Senile gluteal dermatosis (SGD) is a common genital dermatosis but has gained little attention before. A large-scale clinical study of this disease is lacking.

Materials and methods

We examined 162 consecutive outpatients with gluteal skin diseases of different causes. Fourteen skin biopsies were performed. Patient's age, gender, body mass index (BMI), way of sitting or lying, treatment response, and underlying systemic diseases were recorded.

Results

About 137 (85%) patients could be defined as SGD. These patients, with a mean age of 79.4 ± 40.7 years and a mean BMI of 21.7 ± 10.8, presented with either partial (n = 43, 31%) or full-blown (n = 94, 69%) SGD lesions characterized by the sign of so-called “three corners of a triangle”: brownish plaques on the gluteal cleft and each side of the buttocks. Male/female ratio was 130/7. Itching or pain of varying intensity was reported by 50 patients (36%) and 14 patients (10%), respectively.

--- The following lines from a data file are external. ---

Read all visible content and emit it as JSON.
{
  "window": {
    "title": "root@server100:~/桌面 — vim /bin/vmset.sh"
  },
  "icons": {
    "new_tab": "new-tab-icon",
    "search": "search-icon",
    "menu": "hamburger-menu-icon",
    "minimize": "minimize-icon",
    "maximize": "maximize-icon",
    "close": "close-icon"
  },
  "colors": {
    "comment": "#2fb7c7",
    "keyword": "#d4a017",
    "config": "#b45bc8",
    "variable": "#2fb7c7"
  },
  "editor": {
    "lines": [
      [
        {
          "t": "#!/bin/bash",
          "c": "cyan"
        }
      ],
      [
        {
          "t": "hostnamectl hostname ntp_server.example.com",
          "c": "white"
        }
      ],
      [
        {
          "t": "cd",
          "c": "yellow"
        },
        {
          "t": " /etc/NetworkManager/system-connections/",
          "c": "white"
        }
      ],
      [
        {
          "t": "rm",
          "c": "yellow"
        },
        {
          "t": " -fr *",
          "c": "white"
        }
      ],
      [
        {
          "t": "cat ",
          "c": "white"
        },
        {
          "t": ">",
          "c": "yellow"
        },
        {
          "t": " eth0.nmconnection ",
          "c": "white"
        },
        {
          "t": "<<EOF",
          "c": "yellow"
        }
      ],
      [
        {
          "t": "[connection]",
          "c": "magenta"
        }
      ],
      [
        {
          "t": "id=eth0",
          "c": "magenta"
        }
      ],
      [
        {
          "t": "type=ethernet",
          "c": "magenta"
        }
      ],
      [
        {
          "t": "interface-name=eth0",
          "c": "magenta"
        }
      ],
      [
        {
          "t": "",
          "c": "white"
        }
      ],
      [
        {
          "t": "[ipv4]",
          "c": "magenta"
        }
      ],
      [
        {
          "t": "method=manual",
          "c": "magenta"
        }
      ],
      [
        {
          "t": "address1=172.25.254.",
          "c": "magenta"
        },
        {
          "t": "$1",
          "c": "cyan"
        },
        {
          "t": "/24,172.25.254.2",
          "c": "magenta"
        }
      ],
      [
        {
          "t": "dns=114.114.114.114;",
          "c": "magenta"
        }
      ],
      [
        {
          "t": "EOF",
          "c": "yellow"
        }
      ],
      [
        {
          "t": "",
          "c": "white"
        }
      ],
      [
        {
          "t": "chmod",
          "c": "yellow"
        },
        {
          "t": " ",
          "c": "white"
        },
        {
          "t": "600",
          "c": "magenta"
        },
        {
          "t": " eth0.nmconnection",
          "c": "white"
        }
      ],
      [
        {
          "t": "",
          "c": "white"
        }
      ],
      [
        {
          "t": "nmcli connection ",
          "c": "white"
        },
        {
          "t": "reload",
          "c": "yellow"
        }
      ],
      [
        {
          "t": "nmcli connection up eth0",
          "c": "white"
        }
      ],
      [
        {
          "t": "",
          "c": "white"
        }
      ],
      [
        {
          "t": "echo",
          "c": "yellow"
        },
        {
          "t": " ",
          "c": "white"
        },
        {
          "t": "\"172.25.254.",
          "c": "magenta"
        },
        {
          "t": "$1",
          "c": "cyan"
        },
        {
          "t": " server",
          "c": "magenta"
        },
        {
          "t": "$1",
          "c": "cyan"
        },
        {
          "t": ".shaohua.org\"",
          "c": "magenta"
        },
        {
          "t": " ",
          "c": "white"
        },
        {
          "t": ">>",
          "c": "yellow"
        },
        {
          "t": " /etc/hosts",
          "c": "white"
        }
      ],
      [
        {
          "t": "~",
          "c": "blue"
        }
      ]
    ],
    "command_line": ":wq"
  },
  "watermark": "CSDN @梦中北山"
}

Eighty-six patients (53%) presented with horizontal hyperkeratotic ridges, a characteristic sign of SGD. Most patients spent most of the day sitting but reported no special way of sitting or lying. More than half of patients with SGD claimed no response to topical steroids and/or keratolytics. In comparison with patients with SGD, SGD-free patients were younger (61.3 ± 36 years, P = 0.0005) and heavier (BMI 26.2 ± 15.6, P < 0.0001) but showed no significant difference in the frequency of underlying systemic diseases.

Conclusions

SGD is a common dermatosis, mostly affecting the thinner elderly. Friction, pressures and long hours sitting seemed to be important factors to trigger this dermatosis.